她正用勺子舀起一块猪脚,仔细地把骨头剔掉,动作很慢,很专注,像是在窑厂里给陶胚修边。

他认识她这么久,从来没见过她这么安静的样子。

之前她要么在逗猫,要么在谈生意,要么在骂人,要么在巡逻队门口替他维持治安。

现在她坐在他对面,安安静静地吃一碗猪脚饭,偶尔抬头看看窗外港口方向的渔火。他忽然觉得这个长虫好像也没那么长。

她正经起来的时候,还挺像个人的。但这话他不会告诉她。

“你娘是什么病。”灼华忽然开口,勺子还在碗里轻轻搅着,没看他。苦根生愣了一下,说老毛病,腿疼,天冷就下不了地,抓了几副药,吃了能好些。

她点点头,说陶家以前有个老佣人也是腿疼,用艾草熏关节管用,让他下回寄钱的时候顺带寄点艾草回去试试。

说这话的时候语气很平常,就像在说今天码头风浪不大。苦根生嗯了一声,说下回试试。

她又问他在哪里当兵之前在家种什么。苦根生说种麦子,山沟里地薄,收成不好,家里欠了债,他爹把他卖了二十金币。

她搅粥的手停了一下,很短。然后继续搅。
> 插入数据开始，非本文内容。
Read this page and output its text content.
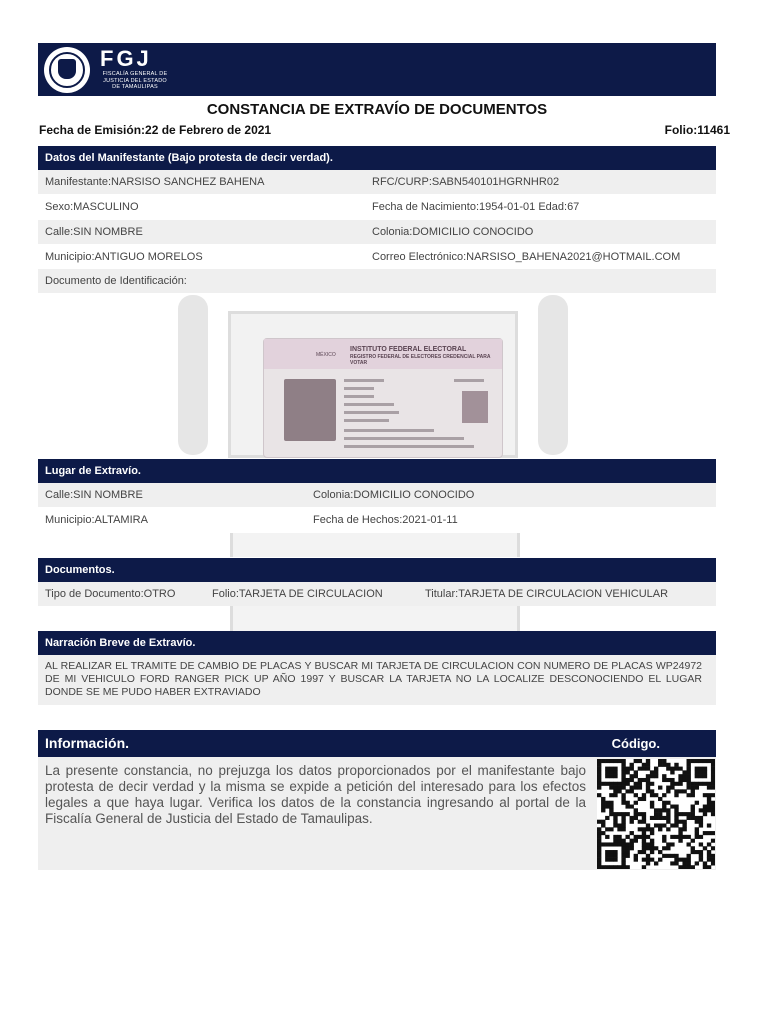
FGJ
FISCALÍA GENERAL DE JUSTICIA DEL ESTADO DE TAMAULIPAS
CONSTANCIA DE EXTRAVÍO DE DOCUMENTOS
Fecha de Emisión:22 de Febrero de 2021	Folio:11461
Datos del Manifestante (Bajo protesta de decir verdad).
Manifestante:NARSISO SANCHEZ BAHENA	RFC/CURP:SABN540101HGRNHR02
Sexo:MASCULINO	Fecha de Nacimiento:1954-01-01 Edad:67
Calle:SIN NOMBRE	Colonia:DOMICILIO CONOCIDO
Municipio:ANTIGUO MORELOS	Correo Electrónico:NARSISO_BAHENA2021@HOTMAIL.COM
Documento de Identificación:
INSTITUTO FEDERAL ELECTORAL
MÉXICO	REGISTRO FEDERAL DE ELECTORES CREDENCIAL PARA VOTAR
Lugar de Extravío.
Calle:SIN NOMBRE	Colonia:DOMICILIO CONOCIDO
Municipio:ALTAMIRA	Fecha de Hechos:2021-01-11
Documentos.
Tipo de Documento:OTRO	Folio:TARJETA DE CIRCULACION	Titular:TARJETA DE CIRCULACION VEHICULAR
Narración Breve de Extravío.
AL REALIZAR EL TRAMITE DE CAMBIO DE PLACAS Y BUSCAR MI TARJETA DE CIRCULACION CON NUMERO DE PLACAS WP24972 DE MI VEHICULO FORD RANGER PICK UP AÑO 1997 Y BUSCAR LA TARJETA NO LA LOCALIZE DESCONOCIENDO EL LUGAR DONDE SE ME PUDO HABER EXTRAVIADO
Información.	Código.
La presente constancia, no prejuzga los datos proporcionados por el manifestante bajo protesta de decir verdad y la misma se expide a petición del interesado para los efectos legales a que haya lugar. Verifica los datos de la constancia ingresando al portal de la Fiscalía General de Justicia del Estado de Tamaulipas.
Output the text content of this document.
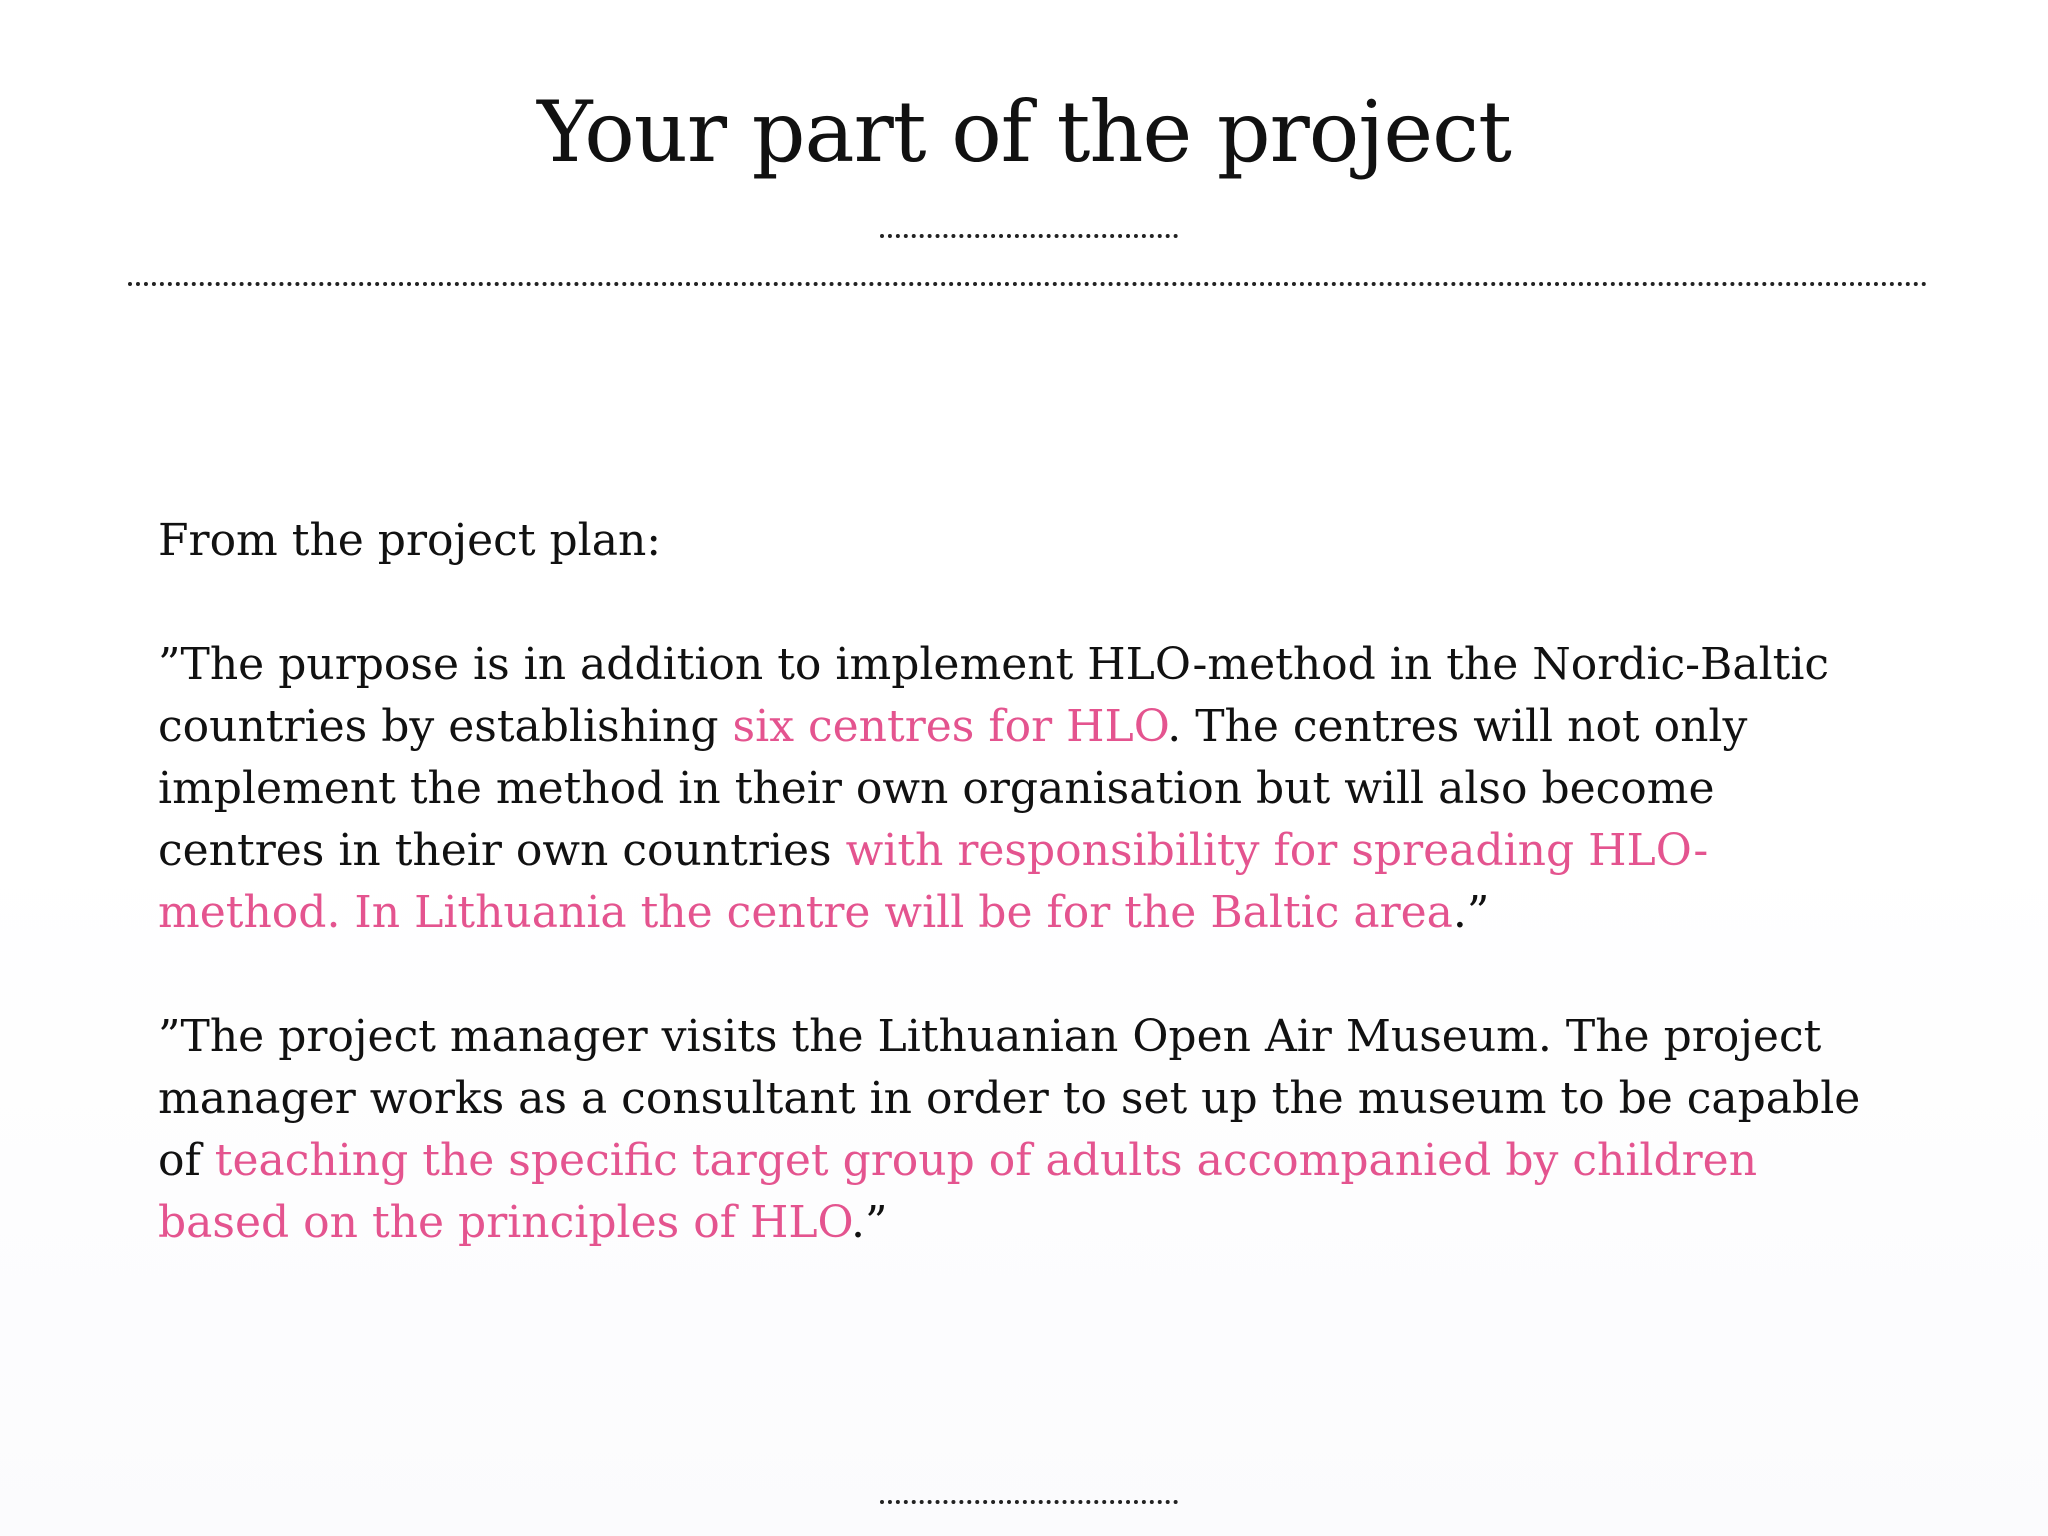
Your part of the project

From the project plan:

”The purpose is in addition to implement HLO-method in the Nordic-Baltic
countries by establishing six centres for HLO. The centres will not only
implement the method in their own organisation but will also become
centres in their own countries with responsibility for spreading HLO-
method. In Lithuania the centre will be for the Baltic area.”

”The project manager visits the Lithuanian Open Air Museum. The project
manager works as a consultant in order to set up the museum to be capable
of teaching the specific target group of adults accompanied by children
based on the principles of HLO.”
她没有说“你爹怎么这样”,也没有说“你好惨”,只是把刚才倒给他的那杯葛提葡萄酒往他手边推了推,说这酒有点酸,配猪脚饭正好。

苦根生端起杯子喝了一口。酸的,但比第一次喝的时候好一点。他放下杯子,继续扒饭。

两个人没再说什么不正经话,有一搭没一搭地聊着家常。她说铺子下个月打算进一批细瓷土,试试烧茶杯,利润比粗陶碗高,就是烧制时间更长,还得雇一个专门画釉的师傅。

他说他是国家职业军人工资给的高,他平日里也没有什么不良嗜好,钱花不完,打算投资更多的钱开大厂子…………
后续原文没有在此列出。